Além disso, sua atuação acadêmica não foi escassa. Escreveu muitos livros, ensaios e artigos, abrangendo campos da Antropologia, Etnologia, Sociologia e História. Como etnólogo, é importante destacar sua atuação como pesquisador, tendo vivido por dois anos com um povo indígena. Seu trabalho como antropólogo dialogou, em termos acadêmicos, com a importante obra Casa-Grande & Senzala (1933), de Gilberto Freyre — um marco dos estudos antropológicos no Brasil. Darcy foi um dos críticos mais ferrenhos da ideia de uma “democracia racial” no país, tese que foi parcialmente fundamentada por Freyre. Como se não bastasse, ainda foi romancista. Suas reflexões sobre a educação também marcam uma parte importante do debate sobre a formação do brasileiro e as relações socioeconômicas presentes no contexto educacional.
A partir disso, posso afirmar que, para mim, ele foi o maior intelectual público brasileiro. Nesse sentido, em breves linhas, em que consiste o mais importante livro dele, O povo brasileiro?
O argumento central desse livro parte da compreensão do que Darcy chamava de uma “genealogia” do povo brasileiro — um povo miscigenado, mas que era diferente de todos os outros, uma vez que esse processo histórico de miscigenação acabou levando à criação de um novo gênero humano, a uma nova forma de ser humano. No entanto, esse contato entre os povos não foi brando, tendo sido profundamente marcado pela violência e pelo extermínio do outro. Talvez a frase mais repetida de O Povo Brasileiro seja justamente a que destaca tais atrocidades que seu exame antropológico revelou sobre a origem do Brasil:
Todos nós, brasileiros, somos carne da carne daqueles pretos e índios supliciados. Todos nós, brasileiros, somos, por igual, a mão possessa que os supliciou. A doçura mais terna e a crueldade mais atroz aqui se conjugaram para fazer de nós a gente sentida e sofrida que somos e a gente insensível e brutal, que também somos.

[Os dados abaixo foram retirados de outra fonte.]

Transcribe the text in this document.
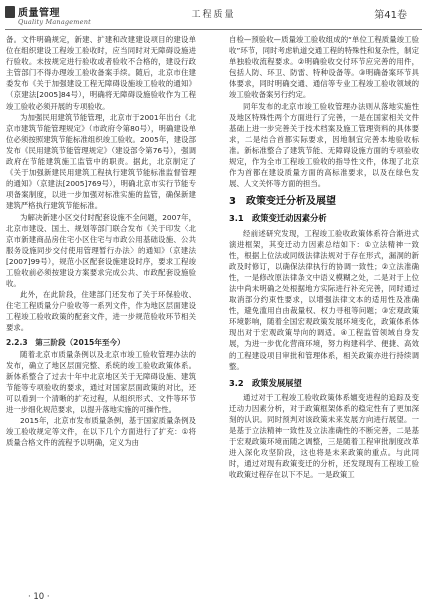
质量管理
Quality Management
工程质量	第41卷

备。文件明确规定，新建、扩建和改建建设项目的建设单位在组织建设工程竣工验收时，应当同时对无障碍设施进行验收。未按规定进行验收或者验收不合格的，建设行政主管部门不得办理竣工验收备案手续。随后，北京市住建委发布《关于加强建设工程无障碍设施竣工验收的通知》（京建法[2005]84号），明确将无障碍设施验收作为工程竣工验收必须开展的专项验收。

为加强民用建筑节能管理，北京市于2001年出台《北京市建筑节能管理规定》（市政府令第80号），明确建设单位必须按照建筑节能标准组织竣工验收。2005年，建设部发布《民用建筑节能管理规定》（建设部令第76号），强调政府在节能建筑施工监管中的职责。据此，北京制定了《关于加强新建民用建筑工程执行建筑节能标准监督管理的通知》（京建法[2005]769号），明确北京市实行节能专项备案制度，以进一步加强对标准实施的监管，确保新建建筑严格执行建筑节能标准。

为解决新建小区交付时配套设施不全问题，2007年，北京市建设、国土、规划等部门联合发布《关于印发〈北京市新建商品房住宅小区住宅与市政公用基础设施、公共服务设施同步交付使用管理暂行办法〉的通知》（京建法[2007]99号），规范小区配套设施建设时序，要求工程竣工验收前必须按建设方案要求完成公共、市政配套设施验收。

此外，在此阶段，住建部门还发布了关于环保验收、住宅工程质量分户验收等一系列文件，作为地区层面建设工程竣工验收政策的配套文件，进一步规范验收环节相关要求。

2.2.3　第三阶段（2015年至今）

随着北京市质量条例以及北京市竣工验收管理办法的发布，确立了地区层面完整、系统的竣工验收政策体系。新体系整合了过去十年中北京地区关于无障碍设施、建筑节能等专项验收的要求，通过对国家层面政策的对比，还可以看到一个清晰的扩充过程，从组织形式、文件等环节进一步细化规范要求，以提升落地实施的可操作性。

2015年，北京市发布质量条例，基于国家质量条例及竣工验收规定等文件，在以下几个方面进行了扩充：①将质量合格文件的流程予以明确，定义为由

自检—预验收—质量竣工验收组成的“单位工程质量竣工验收”环节，同时考虑轨道交通工程的特殊性和复杂性，制定单独验收流程要求。②明确验收交付环节应完善的用件，包括人防、环卫、防雷、特种设备等。③明确备案环节具体要求，同时明确交通、通信等专业工程竣工验收领域的竣工验收备案另行约定。

同年发布的北京市竣工验收管理办法则从落地实施性及地区特殊性两个方面进行了完善，一是在国家相关文件基础上进一步完善关于技术档案及施工管理资料的具体要求，二是结合首都实际要求，因地制宜完善本地验收标准。新标准整合了建筑节能、无障碍设施方面的专项验收规定，作为全市工程竣工验收的指导性文件，体现了北京作为首都在建设质量方面的高标准要求，以及在绿色发展、人文关怀等方面的担当。

3　政策变迁分析及展望
3.1　政策变迁动因素分析

经前述研究发现，工程竣工验收政策体系符合渐进式演进框架，其变迁动力因素总结如下：①立法精神一致性，根据上位法或同级法律法规对于存在形式，漏洞的新政及时修订，以确保法律执行的协调一致性；②立法准确性，一是修改原法律条文中语义模糊之处，二是对于上位法中尚未明确之处根据地方实际进行补充完善，同时通过取消部分约束性要求，以增强法律文本的适用性及准确性，避免滥用自由裁量权、权力寻租等问题；③宏观政策环境影响，随着全国宏观政策发展环境变化，政策体系体现出对于宏观政策导向的调适。④工程监管领域自身发展，为进一步优化营商环境，努力构建科学、便捷、高效的工程建设项目审批和管理体系，相关政策亦进行持续调整。

3.2　政策发展展望

通过对于工程竣工验收政策体系嬗变进程的追踪及变迁动力因素分析，对于政策框架体系的稳定性有了更加深刻的认识。同时预判对该政策未来发展方向进行展望。一是基于立法精神一致性及立法准确性的不断完善，二是基于宏观政策环境而随之调整，三是随着工程审批制度改革进入深化攻坚阶段，这也将是未来政策的重点。与此同时，通过对现有政策变迁的分析，还发现现有工程竣工验收政策过程存在以下不足。一是政策工

· 10 ·
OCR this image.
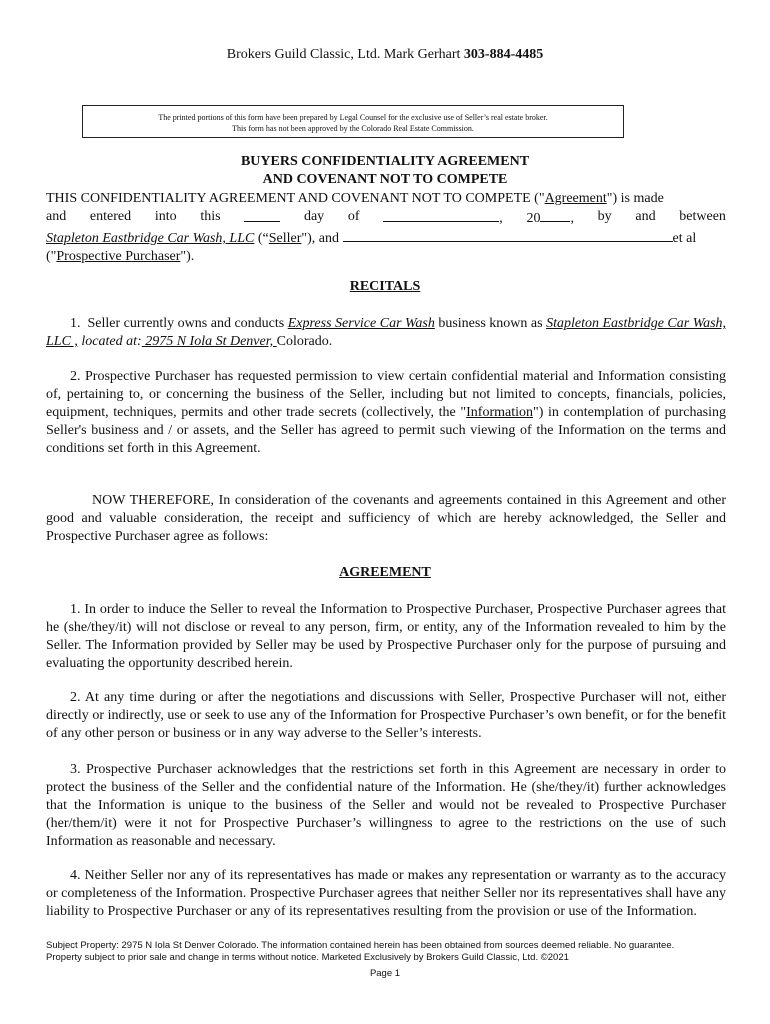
Brokers Guild Classic, Ltd. Mark Gerhart 303-884-4485
The printed portions of this form have been prepared by Legal Counsel for the exclusive use of Seller’s real estate broker.
This form has not been approved by the Colorado Real Estate Commission.
BUYERS CONFIDENTIALITY AGREEMENT
AND COVENANT NOT TO COMPETE
THIS CONFIDENTIALITY AGREEMENT AND COVENANT NOT TO COMPETE ("Agreement") is made
and entered into this	day of	, 20 , by and between
Stapleton Eastbridge Car Wash, LLC (“Seller"), and	et al
("Prospective Purchaser").
RECITALS
1.  Seller currently owns and conducts Express Service Car Wash business known as Stapleton Eastbridge Car Wash, LLC , located at: 2975 N Iola St Denver, Colorado.
2. Prospective Purchaser has requested permission to view certain confidential material and Information consisting of, pertaining to, or concerning the business of the Seller, including but not limited to concepts, financials, policies, equipment, techniques, permits and other trade secrets (collectively, the "Information") in contemplation of purchasing Seller's business and / or assets, and the Seller has agreed to permit such viewing of the Information on the terms and conditions set forth in this Agreement.
NOW THEREFORE, In consideration of the covenants and agreements contained in this Agreement and other good and valuable consideration, the receipt and sufficiency of which are hereby acknowledged, the Seller and Prospective Purchaser agree as follows:
AGREEMENT
1. In order to induce the Seller to reveal the Information to Prospective Purchaser, Prospective Purchaser agrees that he (she/they/it) will not disclose or reveal to any person, firm, or entity, any of the Information revealed to him by the Seller. The Information provided by Seller may be used by Prospective Purchaser only for the purpose of pursuing and evaluating the opportunity described herein.
2. At any time during or after the negotiations and discussions with Seller, Prospective Purchaser will not, either directly or indirectly, use or seek to use any of the Information for Prospective Purchaser’s own benefit, or for the benefit of any other person or business or in any way adverse to the Seller’s interests.
3. Prospective Purchaser acknowledges that the restrictions set forth in this Agreement are necessary in order to protect the business of the Seller and the confidential nature of the Information. He (she/they/it) further acknowledges that the Information is unique to the business of the Seller and would not be revealed to Prospective Purchaser (her/them/it) were it not for Prospective Purchaser’s willingness to agree to the restrictions on the use of such Information as reasonable and necessary.
4. Neither Seller nor any of its representatives has made or makes any representation or warranty as to the accuracy or completeness of the Information. Prospective Purchaser agrees that neither Seller nor its representatives shall have any liability to Prospective Purchaser or any of its representatives resulting from the provision or use of the Information.
Subject Property: 2975 N Iola St Denver Colorado. The information contained herein has been obtained from sources deemed reliable. No guarantee.
Property subject to prior sale and change in terms without notice. Marketed Exclusively by Brokers Guild Classic, Ltd. ©2021
Page 1
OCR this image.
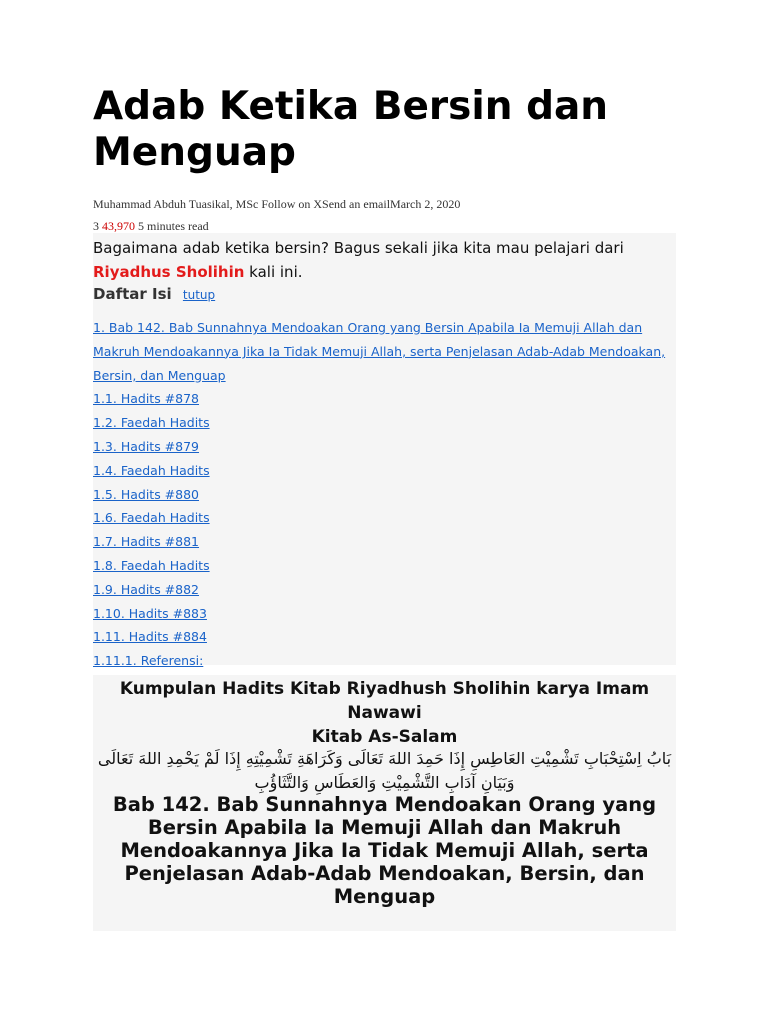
Adab Ketika Bersin dan Menguap
Muhammad Abduh Tuasikal, MSc Follow on XSend an emailMarch 2, 2020
3 43,970 5 minutes read
Bagaimana adab ketika bersin? Bagus sekali jika kita mau pelajari dari Riyadhus Sholihin kali ini.
Daftar Isi tutup
1. Bab 142. Bab Sunnahnya Mendoakan Orang yang Bersin Apabila Ia Memuji Allah dan Makruh Mendoakannya Jika Ia Tidak Memuji Allah, serta Penjelasan Adab-Adab Mendoakan, Bersin, dan Menguap
1.1. Hadits #878
1.2. Faedah Hadits
1.3. Hadits #879
1.4. Faedah Hadits
1.5. Hadits #880
1.6. Faedah Hadits
1.7. Hadits #881
1.8. Faedah Hadits
1.9. Hadits #882
1.10. Hadits #883
1.11. Hadits #884
1.11.1. Referensi:
Kumpulan Hadits Kitab Riyadhush Sholihin karya Imam Nawawi
Kitab As-Salam
بَابُ اِسْتِحْبَابِ تَشْمِيْتِ العَاطِسِ إِذَا حَمِدَ اللهَ تَعَالَى وَكَرَاهَةِ تَشْمِيْتِهِ إِذَا لَمْ يَحْمِدِ اللهَ تَعَالَى وَبَيَانِ آدَابِ التَّشْمِيْتِ وَالعَطَاسِ وَالتَّثَاؤُبِ
Bab 142. Bab Sunnahnya Mendoakan Orang yang Bersin Apabila Ia Memuji Allah dan Makruh Mendoakannya Jika Ia Tidak Memuji Allah, serta Penjelasan Adab-Adab Mendoakan, Bersin, dan Menguap
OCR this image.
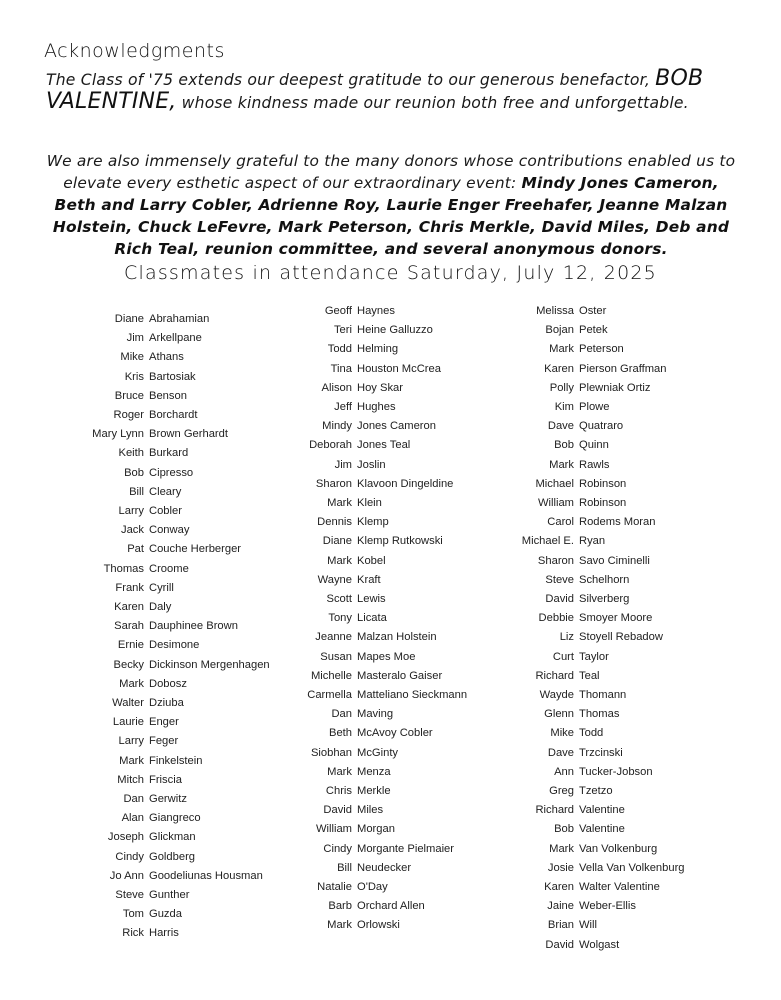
Acknowledgments
The Class of '75 extends our deepest gratitude to our generous benefactor, BOB VALENTINE, whose kindness made our reunion both free and unforgettable.
We are also immensely grateful to the many donors whose contributions enabled us to elevate every esthetic aspect of our extraordinary event: Mindy Jones Cameron, Beth and Larry Cobler, Adrienne Roy, Laurie Enger Freehafer, Jeanne Malzan Holstein, Chuck LeFevre, Mark Peterson, Chris Merkle, David Miles, Deb and Rich Teal, reunion committee, and several anonymous donors.
Classmates in attendance Saturday, July 12, 2025
Diane Abrahamian
Jim Arkellpane
Mike Athans
Kris Bartosiak
Bruce Benson
Roger Borchardt
Mary Lynn Brown Gerhardt
Keith Burkard
Bob Cipresso
Bill Cleary
Larry Cobler
Jack Conway
Pat Couche Herberger
Thomas Croome
Frank Cyrill
Karen Daly
Sarah Dauphinee Brown
Ernie Desimone
Becky Dickinson Mergenhagen
Mark Dobosz
Walter Dziuba
Laurie Enger
Larry Feger
Mark Finkelstein
Mitch Friscia
Dan Gerwitz
Alan Giangreco
Joseph Glickman
Cindy Goldberg
Jo Ann Goodeliunas Housman
Steve Gunther
Tom Guzda
Rick Harris
Geoff Haynes
Teri Heine Galluzzo
Todd Helming
Tina Houston McCrea
Alison Hoy Skar
Jeff Hughes
Mindy Jones Cameron
Deborah Jones Teal
Jim Joslin
Sharon Klavoon Dingeldine
Mark Klein
Dennis Klemp
Diane Klemp Rutkowski
Mark Kobel
Wayne Kraft
Scott Lewis
Tony Licata
Jeanne Malzan Holstein
Susan Mapes Moe
Michelle Masteralo Gaiser
Carmella Matteliano Sieckmann
Dan Maving
Beth McAvoy Cobler
Siobhan McGinty
Mark Menza
Chris Merkle
David Miles
William Morgan
Cindy Morgante Pielmaier
Bill Neudecker
Natalie O'Day
Barb Orchard Allen
Mark Orlowski
Melissa Oster
Bojan Petek
Mark Peterson
Karen Pierson Graffman
Polly Plewniak Ortiz
Kim Plowe
Dave Quatraro
Bob Quinn
Mark Rawls
Michael Robinson
William Robinson
Carol Rodems Moran
Michael E. Ryan
Sharon Savo Ciminelli
Steve Schelhorn
David Silverberg
Debbie Smoyer Moore
Liz Stoyell Rebadow
Curt Taylor
Richard Teal
Wayde Thomann
Glenn Thomas
Mike Todd
Dave Trzcinski
Ann Tucker-Jobson
Greg Tzetzo
Richard Valentine
Bob Valentine
Mark Van Volkenburg
Josie Vella Van Volkenburg
Karen Walter Valentine
Jaine Weber-Ellis
Brian Will
David Wolgast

Essa forma de compreender o Brasil se manifesta na noção de vários “Brasis”, com heranças e formações distintas, que precisam ser entendidas como parte do Povo Brasileiro. Nessas múltiplas perspectivas do Brasil, surge um de seus conceitos mais discutidos no livro: o “cunhadismo”. O termo resulta da fusão de uma palavra em tupi (cunhã – mulher) e outra em português (cunhado/a), indicando a relação de aliança estabelecida entre povos indígenas e estrangeiros, por meio da união com uma mulher indígena. Essa prática, inicialmente restrita às relações entre povos indígenas, tornou-se um elemento fundamental para compreender a inserção do estrangeiro na cultura brasileira.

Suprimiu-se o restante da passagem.